(734d) Rewriting the Language of Biology: Unnatural Amino Acids Incorporation at Sense Codons Using Cell-Free System | AIChE

(734d) Rewriting the Language of Biology: Unnatural Amino Acids Incorporation at Sense Codons Using Cell-Free System

Authors 

Salehi, S. M. A. - Presenter, Brigham Young University
Smith, M. T. - Presenter, Brigham Young University
Bundy, B. - Presenter, Brigham Young University
Schinn, S. M. - Presenter, University of California, San Diego
Hunt, J. - Presenter, Stanford University

Although 20 canonical amino acids are life’s building blocks, today’s applications (e.g. biocatalysts, biotheraputics, site–specific conjugation) often require unique chemical functionality beyond those amino acids. Therefore, site-specific incorporation of multiple unnatural amino acids (uNAA) has been a major aspiration of protein engineering and synthetic biology. While there are many promising efforts to incorporate uNAA, the amber stop codon is the predominant coding target, due to the fundamental constraints imposed by the genetic code. In theory, the great redundancy in genetic code has potential to be exploited for uNAA, but such extensive rewriting is extremely difficult in biological systems.

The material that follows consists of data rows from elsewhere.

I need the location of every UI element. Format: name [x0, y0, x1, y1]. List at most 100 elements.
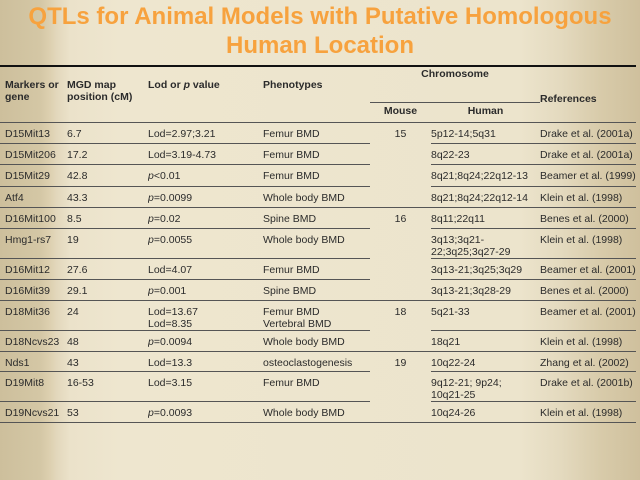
cell-mouse: 19 — [370, 350, 431, 371]
table-row: D15Mit206 17.2 Lod=3.19-4.73 Femur BMD 8q22-… — [0, 142, 636, 164]
header-lod-p: p — [183, 79, 190, 91]
cell-phenotype: Femur BMD — [263, 370, 370, 401]
cell-reference: Drake et al. (2001b) — [540, 370, 636, 401]
table-row: D18Mit36 24 Lod=13.67 Lod=8.35 Femur BMD Ve… — [0, 299, 636, 330]
cell-reference: Klein et al. (1998) — [540, 329, 636, 351]
cell-marker: Nds1 — [0, 350, 67, 371]
cell-marker: Atf4 — [0, 185, 67, 207]
table-row: D19Ncvs21 53 p=0.0093 Whole body BMD 10q24-2… — [0, 400, 636, 423]
cell-human: 10q24-26 — [431, 400, 540, 423]
cell-phenotype: Femur BMD — [263, 121, 370, 143]
cell-mouse — [370, 143, 431, 164]
cell-mgd: 29.1 — [67, 278, 148, 300]
cell-lod: p=0.001 — [148, 278, 263, 300]
slide-title: QTLs for Animal Models with Putative Hom… — [28, 3, 612, 59]
cell-mgd: 17.2 — [67, 142, 148, 164]
cell-human: 18q21 — [431, 329, 540, 351]
cell-lod: p<0.01 — [148, 163, 263, 186]
header-chromosome: Chromosome — [370, 66, 540, 103]
table-row: Atf4 43.3 p=0.0099 Whole body BMD 8q21;8q24;… — [0, 185, 636, 207]
cell-reference: Drake et al. (2001a) — [540, 142, 636, 164]
p-symbol: p — [148, 406, 154, 419]
table-row: D18Ncvs23 48 p=0.0094 Whole body BMD 18q21 Kl… — [0, 329, 636, 351]
cell-reference: Benes et al. (2000) — [540, 278, 636, 300]
cell-phenotype: Whole body BMD — [263, 185, 370, 207]
cell-marker: D15Mit29 — [0, 163, 67, 186]
cell-human: 5p12-14;5q31 — [431, 121, 540, 143]
cell-phenotype: Whole body BMD — [263, 329, 370, 351]
header-row: Markers or gene MGD map position (cM) Lo… — [0, 66, 636, 105]
cell-marker: D15Mit206 — [0, 142, 67, 164]
qtl-table: Markers or gene MGD map position (cM) Lo… — [0, 65, 636, 423]
header-mgd: MGD map position (cM) — [67, 79, 133, 103]
cell-mgd: 19 — [67, 227, 148, 258]
cell-mouse — [370, 401, 431, 423]
p-symbol: p — [148, 233, 154, 246]
lod-value: =0.0055 — [153, 233, 193, 246]
cell-phenotype: Whole body BMD — [263, 400, 370, 423]
cell-lod: Lod=2.97;3.21 — [148, 121, 263, 143]
cell-human: 8q21;8q24;22q12-14 — [431, 185, 540, 207]
lod-value: =0.0093 — [153, 406, 193, 419]
cell-lod: p=0.0099 — [148, 185, 263, 207]
cell-human: 9q12-21; 9p24; 10q21-25 — [431, 370, 540, 401]
cell-human: 8q21;8q24;22q12-13 — [431, 163, 540, 186]
table-row: D19Mit8 16-53 Lod=3.15 Femur BMD 9q12-21; 9p… — [0, 370, 636, 401]
lod-value: =0.001 — [153, 284, 187, 297]
cell-marker: D16Mit12 — [0, 257, 67, 279]
cell-mouse — [370, 330, 431, 351]
lod-value: =0.02 — [153, 212, 181, 225]
p-symbol: p — [148, 335, 154, 348]
p-symbol: p — [148, 169, 154, 182]
cell-mouse — [370, 371, 431, 401]
table-row: Hmg1-rs7 19 p=0.0055 Whole body BMD 3q13;3q2… — [0, 227, 636, 258]
cell-mgd: 53 — [67, 400, 148, 423]
cell-mgd: 6.7 — [67, 121, 148, 143]
cell-mouse: 18 — [370, 299, 431, 330]
lod-value: <0.01 — [153, 169, 181, 182]
cell-mgd: 43.3 — [67, 185, 148, 207]
cell-lod: p=0.02 — [148, 206, 263, 228]
cell-marker: D15Mit13 — [0, 121, 67, 143]
cell-mouse — [370, 279, 431, 300]
cell-phenotype: Femur BMD — [263, 163, 370, 186]
header-subrow: Mouse Human — [0, 102, 636, 122]
cell-reference: Klein et al. (1998) — [540, 185, 636, 207]
lod-value: =0.0099 — [153, 191, 193, 204]
cell-lod: Lod=13.3 — [148, 350, 263, 371]
cell-marker: D16Mit39 — [0, 278, 67, 300]
cell-human: 8q22-23 — [431, 142, 540, 164]
cell-human: 3q13-21;3q25;3q29 — [431, 257, 540, 279]
header-references: References — [540, 93, 597, 105]
p-symbol: p — [148, 191, 154, 204]
table-row: D15Mit13 6.7 Lod=2.97;3.21 Femur BMD 15 5p12-… — [0, 121, 636, 143]
cell-phenotype: Spine BMD — [263, 206, 370, 228]
cell-human: 3q13;3q21- 22;3q25;3q27-29 — [431, 227, 540, 258]
cell-lod: Lod=13.67 Lod=8.35 — [148, 299, 263, 330]
cell-mgd: 16-53 — [67, 370, 148, 401]
cell-reference: Beamer et al. (2001) — [540, 257, 636, 279]
table-body: D15Mit13 6.7 Lod=2.97;3.21 Femur BMD 15 5p12-… — [0, 121, 636, 423]
cell-phenotype: Spine BMD — [263, 278, 370, 300]
cell-human: 3q13-21;3q28-29 — [431, 278, 540, 300]
cell-mouse — [370, 164, 431, 186]
cell-marker: Hmg1-rs7 — [0, 227, 67, 258]
table-row: D16Mit39 29.1 p=0.001 Spine BMD 3q13-21;3q28… — [0, 278, 636, 300]
cell-marker: D19Ncvs21 — [0, 400, 67, 423]
cell-human: 5q21-33 — [431, 299, 540, 330]
cell-lod: Lod=4.07 — [148, 257, 263, 279]
cell-reference: Beamer et al. (2001) — [540, 299, 636, 330]
cell-mgd: 43 — [67, 350, 148, 371]
cell-reference: Benes et al. (2000) — [540, 206, 636, 228]
header-lod-value: value — [190, 79, 220, 91]
cell-lod: p=0.0055 — [148, 227, 263, 258]
cell-mgd: 24 — [67, 299, 148, 330]
p-symbol: p — [148, 284, 154, 297]
cell-mouse: 15 — [370, 121, 431, 143]
header-phenotypes: Phenotypes — [263, 79, 323, 91]
table-row: D15Mit29 42.8 p<0.01 Femur BMD 8q21;8q24;22q… — [0, 163, 636, 186]
cell-lod: Lod=3.15 — [148, 370, 263, 401]
header-lod: Lod or p value — [148, 66, 263, 122]
cell-mgd: 8.5 — [67, 206, 148, 228]
cell-mouse — [370, 186, 431, 207]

To address this challenge, we propose a cell-free synthetic biology approach to rewrite the genetic code and incorporate multiple uNAAs simultaneously. The open nature of the cell-free system enables us to modify the system and reengineer the genetic code to emancipate some codons for incorporating uNAAs. In fact, there is potential to emancipate up to 43 codons, since only 21 of 64 codons are required for translation of 20 standard amino acids and translation termination. To that end, we removed all E. coli endogenous tRNA and then repopulated the system with a designed minimal set of synthetic tRNA made in vitro. By importing orthogonal sets of tRNA/synthetase from different organisms, we were able to emancipate codons and demonstrate the incorporation of uNAA at sense codons.